2015 – Cause Of Causes
Cause Of Causes had unfinished business at the Cheltenham Festival after looking rather unfortunate not to win the 2014 Kim Muir Chase and he made amends the following season by coming from well off the strong pace under Jamie Codd to win his first race over fences on the biggest stage of all.
He has been a standing dish at the Festival since then, adding the 2016 Kim Muir and the 2017 Cross Country Chase to his CV before going on to produce a career-best effort when second to One For Arthur in the Grand National at Aintree.
2014 – Midnight Prayer
Midnight Prayer provided trainer Alan King with his second National Hunt Chase victory when holding on bravely to defeat the significantly higher-rated Shotgun Paddy by a neck in a bunched-finish (only around four lengths separating first seven home) to the 2014 renewal.
Despite having form on testing ground, drying conditions really suited the son of Midnight Legend (as it does for many of his progeny) and he produced a career-best effort on the day.
2013 – Back In Focus
Willie Mullins won the National Hunt Chase as a jockey but had never as a trainer before Back In Focus, ridden by his son Patrick, put the record straight by pulling the race out of the fire in the final 75 yards, to the relief of his many backers (sent off well-backed 9-4 favourite).

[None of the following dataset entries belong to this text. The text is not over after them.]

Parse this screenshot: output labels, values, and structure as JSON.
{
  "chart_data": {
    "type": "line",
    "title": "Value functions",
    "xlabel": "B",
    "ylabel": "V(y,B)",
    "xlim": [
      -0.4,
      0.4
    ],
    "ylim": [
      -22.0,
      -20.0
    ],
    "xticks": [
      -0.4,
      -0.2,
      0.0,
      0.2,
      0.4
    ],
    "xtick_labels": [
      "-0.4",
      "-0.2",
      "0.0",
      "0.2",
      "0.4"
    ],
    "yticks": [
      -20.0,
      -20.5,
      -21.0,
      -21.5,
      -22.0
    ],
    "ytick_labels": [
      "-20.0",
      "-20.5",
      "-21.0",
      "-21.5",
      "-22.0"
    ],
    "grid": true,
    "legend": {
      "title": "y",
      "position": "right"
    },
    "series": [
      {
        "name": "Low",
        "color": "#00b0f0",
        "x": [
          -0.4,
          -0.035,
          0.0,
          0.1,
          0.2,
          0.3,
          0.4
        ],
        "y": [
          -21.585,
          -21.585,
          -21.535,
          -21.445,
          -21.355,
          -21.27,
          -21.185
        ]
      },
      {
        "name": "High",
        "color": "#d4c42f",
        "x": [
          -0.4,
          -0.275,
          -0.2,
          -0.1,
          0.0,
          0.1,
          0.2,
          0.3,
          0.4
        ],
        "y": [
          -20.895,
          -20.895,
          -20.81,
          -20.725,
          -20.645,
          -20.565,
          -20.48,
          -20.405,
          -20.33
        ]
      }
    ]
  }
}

He was a horse who relished testing ground and the drying ground at Cheltenham almost caught him out, indeed he still had six lengths to make up on the leaders heading to the last fence, but he was a horse blessed with huge stamina reserves and they kicked in just in time.
He was a talented chaser, winning a Grade One as a novice, but his racing career ended prematurely (only raced nine times under Rules).